We spent a great afternoon in “America’s Hometown,” as Hannibal, Missouri, is famously called. Of course, Hannibal plays an important role in American literature as the hometown of Samuel Clemens. This town on the Mississippi River and his boyhood adventures here were the inspiration for many of Mark Twain’s most famous works.
Mark Twain’s wit was evident when he spoke or wrote about Hannibal. Reminiscing about his humble origins here, he once said: “Now in Hannibal where I was brought up, we never talked about money. There was not enough money in the first place to furnish a topic of conversation.”
I’m sure this town also instilled in him the decency and common sense that he would hold to all his life. As an old man far removed from his boyhood days, he famously told others: “Always do right. This will gratify some people, and astonish the rest.”
- Sarah Palin
Not for the first time when confronted by Sarah’s hubris and ignorance, words threaten to fail me.
Sarah and her ghostwriters are so devoid of literary awareness–not to mention so flat-out tone deaf and dumb–that they could presume to turn Mark Twain into a Palinista.
Not since Ronald Reagan told an audience in Hammonton, NJ, during his 1984 presidential campaign, that:
“America’s future rests in a thousand dreams inside your hearts; it rests in the message of hope in songs so many young Americans admire: New Jersey’s own Bruce Springsteen,”
has an American political figure so shamefully tried to turn an artist’s message 180 degrees in order to make it seem as if it reflected well upon himself or herself.
Ronald Reagan was to Bruce Springsteen in 1984 as Sarah Palin is to Mark Twain today: a desecration.
But it’s even worse in Sarah’s case, because Twain isn’t alive to call her out.

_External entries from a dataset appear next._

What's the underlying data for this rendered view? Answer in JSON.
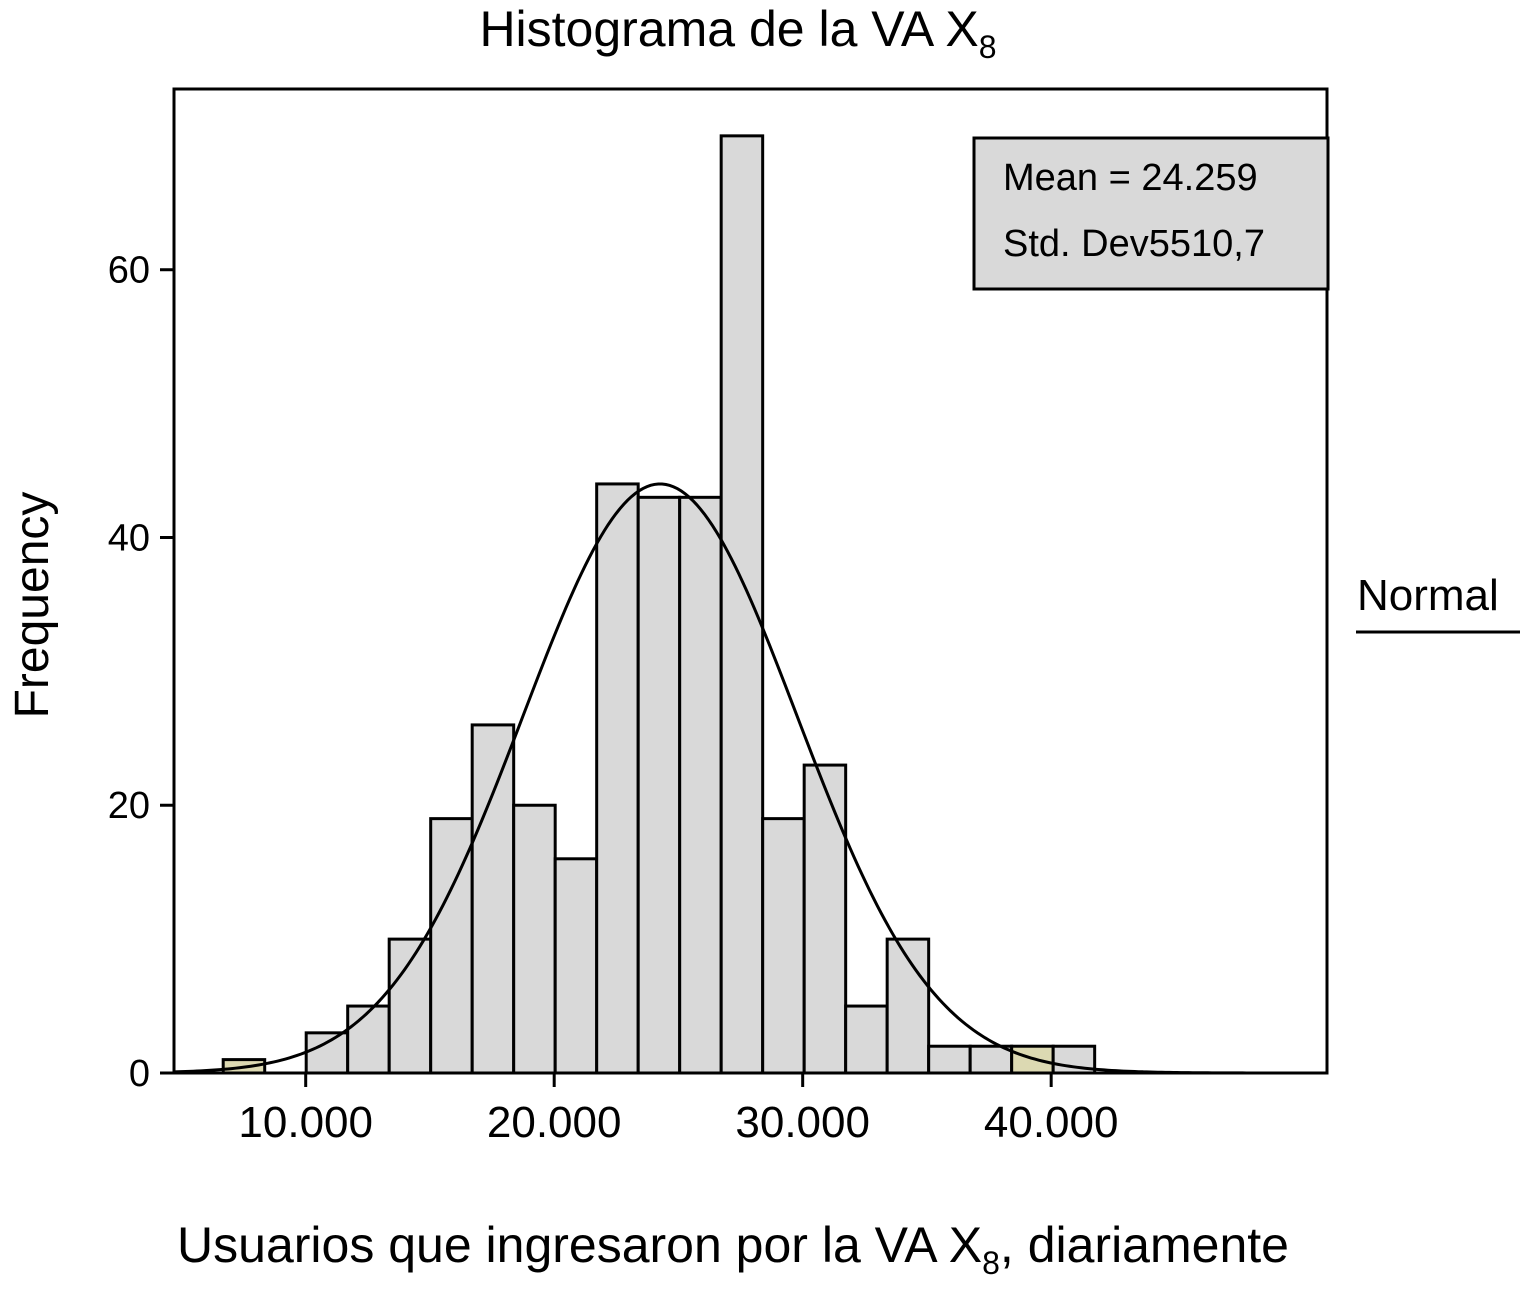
{
  "chart_data": {
    "type": "bar",
    "title": "Histograma de la VA X",
    "title_subscript": "8",
    "xlabel_prefix": "Usuarios que ingresaron por la VA X",
    "xlabel_subscript": "8",
    "xlabel_suffix": ", diariamente",
    "ylabel": "Frequency",
    "xlim": [
      4700,
      51100
    ],
    "ylim": [
      0,
      73.5
    ],
    "x_ticks": [
      10000,
      20000,
      30000,
      40000
    ],
    "x_tick_labels": [
      "10.000",
      "20.000",
      "30.000",
      "40.000"
    ],
    "y_ticks": [
      0,
      20,
      40,
      60
    ],
    "y_tick_labels": [
      "0",
      "20",
      "40",
      "60"
    ],
    "bin_width": 1670,
    "bins": [
      {
        "start": 6680,
        "value": 1,
        "highlight": true
      },
      {
        "start": 8350,
        "value": 0
      },
      {
        "start": 10020,
        "value": 3
      },
      {
        "start": 11690,
        "value": 5
      },
      {
        "start": 13360,
        "value": 10
      },
      {
        "start": 15030,
        "value": 19
      },
      {
        "start": 16700,
        "value": 26
      },
      {
        "start": 18370,
        "value": 20
      },
      {
        "start": 20040,
        "value": 16
      },
      {
        "start": 21710,
        "value": 44
      },
      {
        "start": 23380,
        "value": 43
      },
      {
        "start": 25050,
        "value": 43
      },
      {
        "start": 26720,
        "value": 70
      },
      {
        "start": 28390,
        "value": 19
      },
      {
        "start": 30060,
        "value": 23
      },
      {
        "start": 31730,
        "value": 5
      },
      {
        "start": 33400,
        "value": 10
      },
      {
        "start": 35070,
        "value": 2
      },
      {
        "start": 36740,
        "value": 2
      },
      {
        "start": 38410,
        "value": 2,
        "highlight": true
      },
      {
        "start": 40080,
        "value": 2
      }
    ],
    "normal_curve": {
      "mean": 24259,
      "std": 5510.7,
      "peak": 44
    },
    "stats": [
      "Mean = 24.259",
      "Std. Dev5510,7"
    ],
    "legend_label": "Normal",
    "legend_position": "right",
    "grid": false,
    "colors": {
      "bar_fill": "#d9d9d9",
      "bar_highlight": "#dcd9b2",
      "stroke": "#000000",
      "stats_box": "#d9d9d9"
    }
  }
}
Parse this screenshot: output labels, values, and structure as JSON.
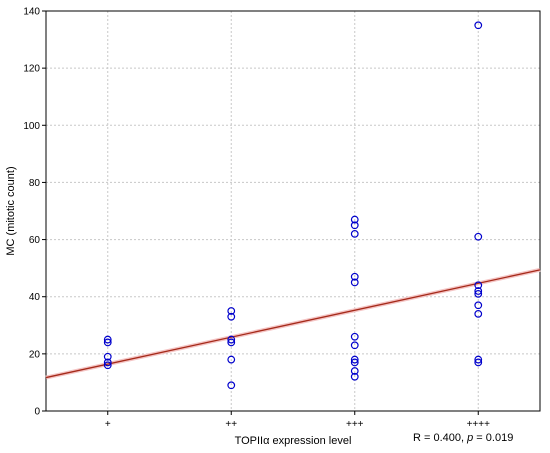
{
  "chart_data": {
    "type": "scatter",
    "title": "",
    "xlabel": "TOPIIα expression level",
    "ylabel": "MC (mitotic count)",
    "categories": [
      "+",
      "++",
      "+++",
      "++++"
    ],
    "ylim": [
      0,
      140
    ],
    "yticks": [
      0,
      20,
      40,
      60,
      80,
      100,
      120,
      140
    ],
    "grid": true,
    "series": [
      {
        "marker": "open-circle",
        "color": "#0000cc",
        "points": [
          {
            "x": "+",
            "y": 25
          },
          {
            "x": "+",
            "y": 24
          },
          {
            "x": "+",
            "y": 19
          },
          {
            "x": "+",
            "y": 17
          },
          {
            "x": "+",
            "y": 16
          },
          {
            "x": "++",
            "y": 35
          },
          {
            "x": "++",
            "y": 33
          },
          {
            "x": "++",
            "y": 25
          },
          {
            "x": "++",
            "y": 24
          },
          {
            "x": "++",
            "y": 18
          },
          {
            "x": "++",
            "y": 9
          },
          {
            "x": "+++",
            "y": 67
          },
          {
            "x": "+++",
            "y": 65
          },
          {
            "x": "+++",
            "y": 62
          },
          {
            "x": "+++",
            "y": 47
          },
          {
            "x": "+++",
            "y": 45
          },
          {
            "x": "+++",
            "y": 26
          },
          {
            "x": "+++",
            "y": 23
          },
          {
            "x": "+++",
            "y": 18
          },
          {
            "x": "+++",
            "y": 17
          },
          {
            "x": "+++",
            "y": 14
          },
          {
            "x": "+++",
            "y": 12
          },
          {
            "x": "++++",
            "y": 135
          },
          {
            "x": "++++",
            "y": 61
          },
          {
            "x": "++++",
            "y": 44
          },
          {
            "x": "++++",
            "y": 42
          },
          {
            "x": "++++",
            "y": 41
          },
          {
            "x": "++++",
            "y": 37
          },
          {
            "x": "++++",
            "y": 34
          },
          {
            "x": "++++",
            "y": 18
          },
          {
            "x": "++++",
            "y": 17
          }
        ]
      }
    ],
    "fit_line": {
      "color": "#a52a1a",
      "start": {
        "x": 0.5,
        "y": 11.7
      },
      "end": {
        "x": 4.5,
        "y": 49.4
      }
    }
  },
  "annotation": {
    "prefix": "R = 0.400, ",
    "p_symbol": "p",
    "suffix": " = 0.019"
  }
}
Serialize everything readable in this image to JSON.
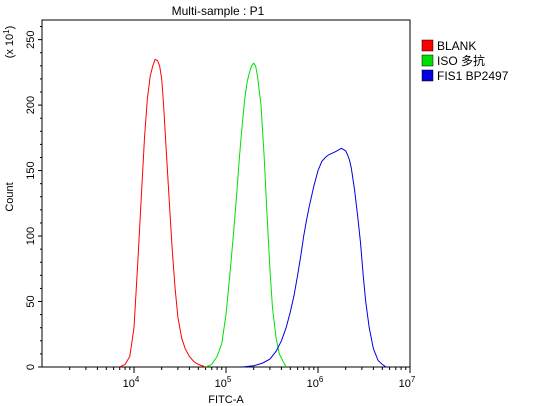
{
  "chart_data": {
    "type": "line",
    "title": "Multi-sample : P1",
    "xlabel": "FITC-A",
    "ylabel": "Count",
    "y_multiplier": "(x 10",
    "y_multiplier_exp": "1",
    "y_multiplier_close": ")",
    "x_scale": "log",
    "xlim": [
      1000,
      10000000
    ],
    "ylim": [
      0,
      265
    ],
    "x_ticks": [
      {
        "base": "10",
        "exp": "4",
        "value": 10000
      },
      {
        "base": "10",
        "exp": "5",
        "value": 100000
      },
      {
        "base": "10",
        "exp": "6",
        "value": 1000000
      },
      {
        "base": "10",
        "exp": "7",
        "value": 10000000
      }
    ],
    "y_ticks": [
      "0",
      "50",
      "100",
      "150",
      "200",
      "250"
    ],
    "legend_position": "top-right",
    "series": [
      {
        "name": "BLANK",
        "color": "#ff0000",
        "points": [
          [
            7000,
            0
          ],
          [
            8000,
            2
          ],
          [
            9000,
            8
          ],
          [
            10000,
            30
          ],
          [
            11000,
            80
          ],
          [
            12000,
            130
          ],
          [
            13000,
            175
          ],
          [
            14000,
            205
          ],
          [
            15000,
            222
          ],
          [
            16000,
            230
          ],
          [
            17000,
            235
          ],
          [
            18000,
            234
          ],
          [
            19000,
            230
          ],
          [
            20000,
            220
          ],
          [
            21000,
            200
          ],
          [
            22000,
            175
          ],
          [
            24000,
            130
          ],
          [
            26000,
            90
          ],
          [
            28000,
            60
          ],
          [
            30000,
            38
          ],
          [
            33000,
            22
          ],
          [
            36000,
            14
          ],
          [
            40000,
            8
          ],
          [
            45000,
            4
          ],
          [
            50000,
            2
          ],
          [
            60000,
            0
          ]
        ]
      },
      {
        "name": "ISO 多抗",
        "color": "#00e000",
        "points": [
          [
            60000,
            0
          ],
          [
            70000,
            2
          ],
          [
            80000,
            8
          ],
          [
            90000,
            18
          ],
          [
            100000,
            40
          ],
          [
            110000,
            70
          ],
          [
            120000,
            100
          ],
          [
            130000,
            130
          ],
          [
            140000,
            160
          ],
          [
            150000,
            185
          ],
          [
            160000,
            205
          ],
          [
            170000,
            218
          ],
          [
            180000,
            225
          ],
          [
            190000,
            230
          ],
          [
            200000,
            232
          ],
          [
            210000,
            230
          ],
          [
            220000,
            222
          ],
          [
            240000,
            200
          ],
          [
            260000,
            160
          ],
          [
            280000,
            115
          ],
          [
            300000,
            75
          ],
          [
            320000,
            45
          ],
          [
            350000,
            22
          ],
          [
            380000,
            10
          ],
          [
            420000,
            4
          ],
          [
            450000,
            0
          ]
        ]
      },
      {
        "name": "FIS1 BP2497",
        "color": "#0000e0",
        "points": [
          [
            150000,
            0
          ],
          [
            200000,
            1
          ],
          [
            250000,
            3
          ],
          [
            300000,
            6
          ],
          [
            350000,
            12
          ],
          [
            400000,
            20
          ],
          [
            450000,
            30
          ],
          [
            500000,
            42
          ],
          [
            550000,
            55
          ],
          [
            600000,
            70
          ],
          [
            650000,
            85
          ],
          [
            700000,
            100
          ],
          [
            750000,
            112
          ],
          [
            800000,
            122
          ],
          [
            900000,
            138
          ],
          [
            1000000,
            150
          ],
          [
            1100000,
            157
          ],
          [
            1200000,
            160
          ],
          [
            1300000,
            162
          ],
          [
            1400000,
            163
          ],
          [
            1500000,
            164
          ],
          [
            1600000,
            165
          ],
          [
            1700000,
            166
          ],
          [
            1800000,
            167
          ],
          [
            1900000,
            166
          ],
          [
            2000000,
            165
          ],
          [
            2100000,
            162
          ],
          [
            2200000,
            158
          ],
          [
            2300000,
            152
          ],
          [
            2500000,
            135
          ],
          [
            2700000,
            115
          ],
          [
            2900000,
            95
          ],
          [
            3100000,
            70
          ],
          [
            3300000,
            50
          ],
          [
            3600000,
            30
          ],
          [
            4000000,
            14
          ],
          [
            4500000,
            5
          ],
          [
            5000000,
            2
          ],
          [
            5500000,
            0
          ]
        ]
      }
    ]
  }
}
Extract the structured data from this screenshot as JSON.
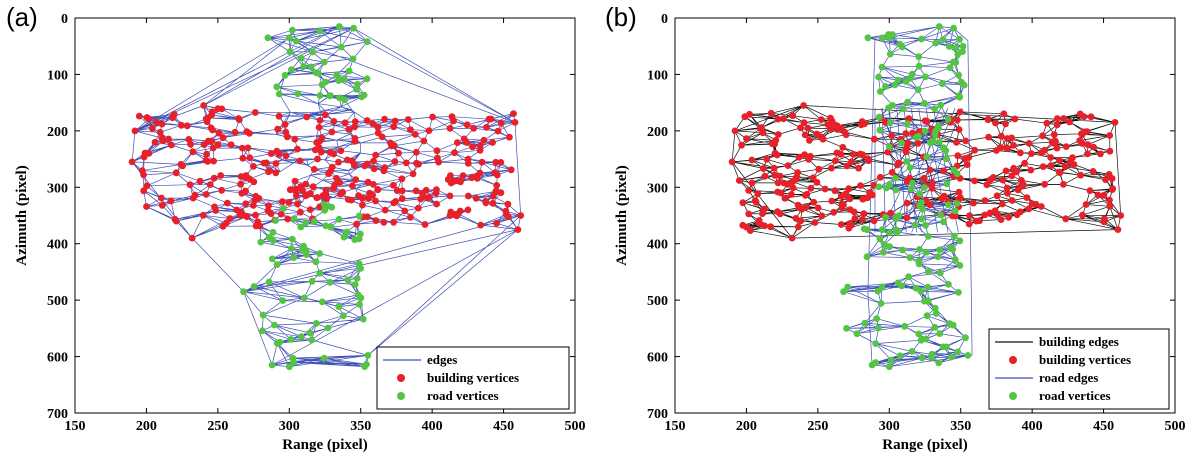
{
  "colors": {
    "edges": "#3f51b5",
    "building_edges": "#111111",
    "road_edges": "#3f51b5",
    "building_vertices": "#e8202a",
    "road_vertices": "#54c443"
  },
  "chart_data": [
    {
      "type": "scatter",
      "panel_label": "(a)",
      "xlabel": "Range (pixel)",
      "ylabel": "Azimuth (pixel)",
      "xlim": [
        150,
        500
      ],
      "ylim": [
        0,
        700
      ],
      "y_reversed": true,
      "xticks": [
        150,
        200,
        250,
        300,
        350,
        400,
        450,
        500
      ],
      "yticks": [
        0,
        100,
        200,
        300,
        400,
        500,
        600,
        700
      ],
      "legend": [
        "edges",
        "building vertices",
        "road vertices"
      ],
      "legend_position": "bottom-right",
      "series": [
        {
          "name": "building vertices",
          "region": {
            "x": [
              190,
              462
            ],
            "y": [
              150,
              390
            ]
          }
        },
        {
          "name": "road vertices",
          "region": {
            "x": [
              265,
              360
            ],
            "y": [
              15,
              620
            ]
          }
        }
      ]
    },
    {
      "type": "scatter",
      "panel_label": "(b)",
      "xlabel": "Range (pixel)",
      "ylabel": "Azimuth (pixel)",
      "xlim": [
        150,
        500
      ],
      "ylim": [
        0,
        700
      ],
      "y_reversed": true,
      "xticks": [
        150,
        200,
        250,
        300,
        350,
        400,
        450,
        500
      ],
      "yticks": [
        0,
        100,
        200,
        300,
        400,
        500,
        600,
        700
      ],
      "legend": [
        "building edges",
        "building vertices",
        "road edges",
        "road vertices"
      ],
      "legend_position": "bottom-right",
      "series": [
        {
          "name": "building vertices",
          "region": {
            "x": [
              190,
              462
            ],
            "y": [
              150,
              390
            ]
          }
        },
        {
          "name": "road vertices",
          "region": {
            "x": [
              285,
              360
            ],
            "y": [
              15,
              620
            ]
          }
        }
      ]
    }
  ]
}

My goodness: can you imagine what Mark Twain would say about Sarah? I suspect he wouldn’t be nearly as controlled as Springsteen was toward Reagan, simply out of respect for the office of President.
What’s next, Sarah: Woody Guthrie’s birthplace in Okemah, Oklahoma?
Sadly, Johnny Cash’s house in Hendersonville, Tennesseee, burnt down several years ago.
But if you want to head north to try to cash in on former homes of renowned American literary and musical figures who hold you in as much contempt as Mark Twain would have, you can still see Bob Dylan’s childhood home in Hibbing, Minnesota.
Meanwhile, if you insist on quoting Twain, you might start with this:
“It is better to keep your mouth closed and let people think you are a fool than to open it and remove all doubt.”